The theological and philosophical shifts, which helped bring about these modern conceptions of the secular and the sacred, coincided with profound political changes particularly linked to the history of Byzantium. Following the final demise of the Byzantine Empire in 1453, the nascent Protestant Reformation in the West accelerated the slow disintegration of pan-European political Christendom and the rise to power of sovereign nation-states.
However, this did not inaugurate a linear process of secularisation that has supposedly culminated in European ‘exceptionalism’. On the contrary, certain strands of Renaissance Humanism provided a religious corrective to secular ideas and practices such as the early modern doctrine of the ‘divine right of kings’ – rejecting absolutism in favour of constitutional monarchy, as in England.
Likewise, much of the Enlightenment was not a secular attack on religion (except for Voltaire’s diatribe) but rather a religious critique of feudalism and the search for alternatives to capitalist exploitation and mercantilism – as in the Scottish and the Neapolitan Enlightenment. [III] Once again, it is simply not the case that European civilisation was limited to the secular settlement of the Enlightenment West.

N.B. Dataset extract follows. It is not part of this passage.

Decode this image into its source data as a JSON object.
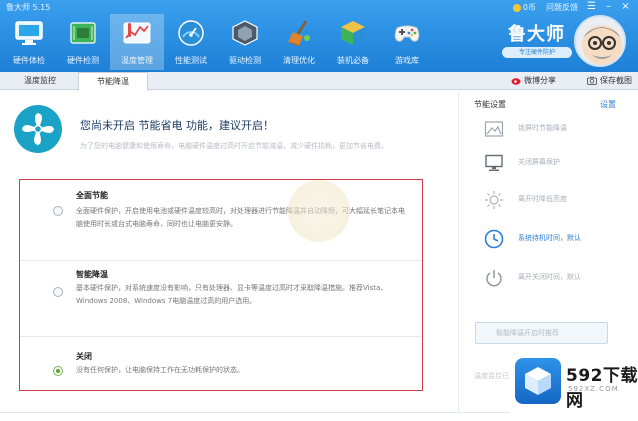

3. Re-telling European history
For now, a few more points need to be made about the peculiar, non-normative nature of secularisation. The end of Christendom in both East and West coincided with the split of the Mediterranean by Islam and the emergence of new political powers. Broadly speaking, the ancient and medieval idea of real, embodied relations between persons and groups that compose the polity was progressively supplanted by the nominalist poles of the individual and the collective that have structured modern international relations since the 1648 Treaty of Westphalia and the rise of the secular West: the dialectic between the sovereign ruler and the sovereign people is inextricably intertwined with the subsumption of virtually all mediating institutions of ‘civil society’ to the power of the national state and the transnational market.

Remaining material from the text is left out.